Garip gelebilir ama aslında korku türünde olmayan oyunlardaki korkunç sahneler, tam anlamıyla korku oyunlarından daha güçlü bir izlenim bırakabiliyor. Belki de bu, deneyimin geri kalanıyla olan zıtlıktan ya da sadece sürpriz unsurundan kaynaklanıyordur. Sonuçta, bir korku oyunu başlattığınızda, gelecek olanlara zihinsel olarak hazırlıklısınız. Bu makalede, teknik olarak korku türüne girmeyen oyunlardaki en beklenmedik korkutucu anları vurguluyoruz.
Vampire: The Masquerade — Bloodlines , karanlık mekanlar ve rahatsız edici anlarla doludur, ancak korku genellikle Troika Games'in deneyime dokuduğu birçok temadan sadece biridir. Bu, terk edilmiş Ocean House Oteli'ne ulaştığınızda değişir. Aniden, korku odak noktası olur ve kısa bir süre için VtM:B, The Shining'in gayri resmi bir uyarlamasına dönüşür.
Loş ışıklar, gıcırdayan zeminler, ürkütücü kahkahalar, uçan tencereler, patlayan lambalar ve baltalı gölgeli figürler — kötü niyetli bir poltergeist ile lanetli bir evde mahsursunuz. Belki de oyunda ilk kez gerçekten savunmasız hissediyorsunuz. Ve güçlü bir vampir olarak oynadığınız düşünüldüğünde, bu küçümsenecek bir durum değil.
Phantom Liberty genişlemesinde Cyberpunk 2077için Songbird yerine Solomon Reed'i seçerseniz, bir zamanlar yapay zeka deneyleri için kullanılan gizli bir sığınağı keşfedeceksiniz. Şimdi terk edilmiş olan bu tesis, insanlığa zarar vermeye kararlı yozlaşmış yapay zekaların yuvası haline gelmiştir. Bunlar, Songbird ile birleşerek sizi dinamik olarak avlamaya başlayan durdurulamaz bir robotun kontrolünü ele geçirir — tıpkı Alien: Isolation'daki Xenomorph gibi. Onu öldüremezsiniz. Sadece saklanabilirsiniz.

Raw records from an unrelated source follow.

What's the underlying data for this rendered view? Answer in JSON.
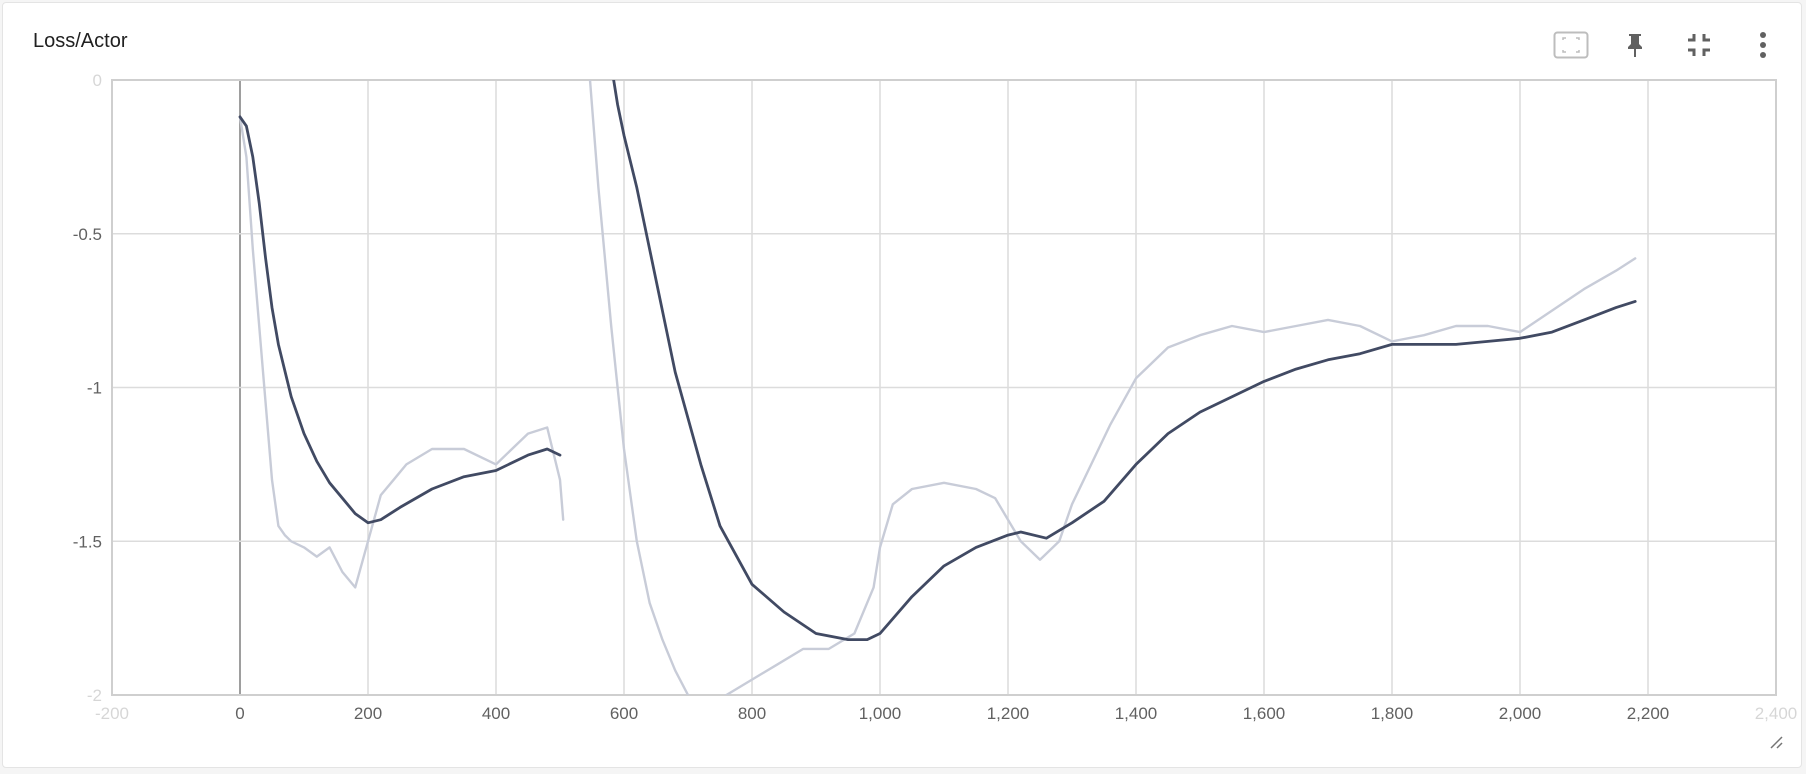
{
  "card": {
    "title": "Loss/Actor"
  },
  "toolbar": {
    "buttons": [
      {
        "name": "fit-domain-button",
        "icon": "fit-screen-icon"
      },
      {
        "name": "pin-button",
        "icon": "pin-icon"
      },
      {
        "name": "collapse-button",
        "icon": "collapse-icon"
      },
      {
        "name": "more-options-button",
        "icon": "more-vert-icon"
      }
    ]
  },
  "colors": {
    "smoothed_line": "#414a63",
    "raw_line": "#c8ccd8",
    "grid": "#dcdcdc",
    "axis_zero": "#9e9e9e",
    "toolbar_icon": "#616161"
  },
  "chart_data": {
    "type": "line",
    "title": "Loss/Actor",
    "xlim": [
      -200,
      2400
    ],
    "ylim": [
      -2,
      0
    ],
    "x_ticks": [
      -200,
      0,
      200,
      400,
      600,
      800,
      1000,
      1200,
      1400,
      1600,
      1800,
      2000,
      2200,
      2400
    ],
    "x_tick_labels": [
      "-200",
      "0",
      "200",
      "400",
      "600",
      "800",
      "1,000",
      "1,200",
      "1,400",
      "1,600",
      "1,800",
      "2,000",
      "2,200",
      "2,400"
    ],
    "y_ticks": [
      0,
      -0.5,
      -1,
      -1.5,
      -2
    ],
    "y_tick_labels": [
      "0",
      "-0.5",
      "-1",
      "-1.5",
      "-2"
    ],
    "grid": true,
    "series": [
      {
        "role": "smoothed",
        "segments": [
          {
            "x": [
              0,
              10,
              20,
              30,
              40,
              50,
              60,
              80,
              100,
              120,
              140,
              160,
              180,
              200,
              220,
              250,
              300,
              350,
              400,
              450,
              480,
              500
            ],
            "y": [
              -0.12,
              -0.15,
              -0.25,
              -0.4,
              -0.58,
              -0.74,
              -0.86,
              -1.03,
              -1.15,
              -1.24,
              -1.31,
              -1.36,
              -1.41,
              -1.44,
              -1.43,
              -1.39,
              -1.33,
              -1.29,
              -1.27,
              -1.22,
              -1.2,
              -1.22
            ]
          },
          {
            "x": [
              580,
              590,
              600,
              620,
              640,
              660,
              680,
              700,
              720,
              750,
              800,
              850,
              900,
              950,
              980,
              1000,
              1050,
              1100,
              1150,
              1200,
              1220,
              1260,
              1300,
              1350,
              1400,
              1450,
              1500,
              1550,
              1600,
              1650,
              1700,
              1750,
              1800,
              1850,
              1900,
              1950,
              2000,
              2050,
              2100,
              2150,
              2180
            ],
            "y": [
              0.05,
              -0.08,
              -0.18,
              -0.35,
              -0.55,
              -0.75,
              -0.95,
              -1.1,
              -1.25,
              -1.45,
              -1.64,
              -1.73,
              -1.8,
              -1.82,
              -1.82,
              -1.8,
              -1.68,
              -1.58,
              -1.52,
              -1.48,
              -1.47,
              -1.49,
              -1.44,
              -1.37,
              -1.25,
              -1.15,
              -1.08,
              -1.03,
              -0.98,
              -0.94,
              -0.91,
              -0.89,
              -0.86,
              -0.86,
              -0.86,
              -0.85,
              -0.84,
              -0.82,
              -0.78,
              -0.74,
              -0.72
            ]
          }
        ]
      },
      {
        "role": "raw",
        "segments": [
          {
            "x": [
              0,
              10,
              20,
              30,
              40,
              50,
              60,
              70,
              80,
              100,
              120,
              140,
              160,
              180,
              200,
              220,
              240,
              260,
              300,
              350,
              400,
              450,
              480,
              500,
              505
            ],
            "y": [
              -0.12,
              -0.25,
              -0.55,
              -0.8,
              -1.05,
              -1.3,
              -1.45,
              -1.48,
              -1.5,
              -1.52,
              -1.55,
              -1.52,
              -1.6,
              -1.65,
              -1.5,
              -1.35,
              -1.3,
              -1.25,
              -1.2,
              -1.2,
              -1.25,
              -1.15,
              -1.13,
              -1.3,
              -1.43
            ]
          },
          {
            "x": [
              545,
              560,
              580,
              600,
              620,
              640,
              660,
              680,
              700,
              720,
              760,
              800,
              840,
              880,
              920,
              960,
              990,
              1000,
              1020,
              1050,
              1100,
              1150,
              1180,
              1200,
              1220,
              1250,
              1280,
              1300,
              1330,
              1360,
              1400,
              1450,
              1500,
              1550,
              1600,
              1650,
              1700,
              1750,
              1800,
              1850,
              1900,
              1950,
              2000,
              2050,
              2100,
              2150,
              2180
            ],
            "y": [
              0.05,
              -0.35,
              -0.8,
              -1.2,
              -1.5,
              -1.7,
              -1.82,
              -1.92,
              -2.0,
              -2.05,
              -2.0,
              -1.95,
              -1.9,
              -1.85,
              -1.85,
              -1.8,
              -1.65,
              -1.52,
              -1.38,
              -1.33,
              -1.31,
              -1.33,
              -1.36,
              -1.43,
              -1.5,
              -1.56,
              -1.5,
              -1.38,
              -1.25,
              -1.12,
              -0.97,
              -0.87,
              -0.83,
              -0.8,
              -0.82,
              -0.8,
              -0.78,
              -0.8,
              -0.85,
              -0.83,
              -0.8,
              -0.8,
              -0.82,
              -0.75,
              -0.68,
              -0.62,
              -0.58
            ]
          }
        ]
      }
    ]
  }
}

Bazı oyuncular bu diziyi sadece ton değişikliği nedeniyle değil, türün kendisi nedeniyle de sarsıcı buldu. Herkes yenilmez takipçilerle gizlilik temalı korku oyunlarını sevmez. CD Projekt RED bunun bölücü olacağını biliyordu ama yine de devam etti. Korku hayranları için bu, parlak ve tedirgin edici bir sapma — ve oyundaki en benzersiz görevlerden biri.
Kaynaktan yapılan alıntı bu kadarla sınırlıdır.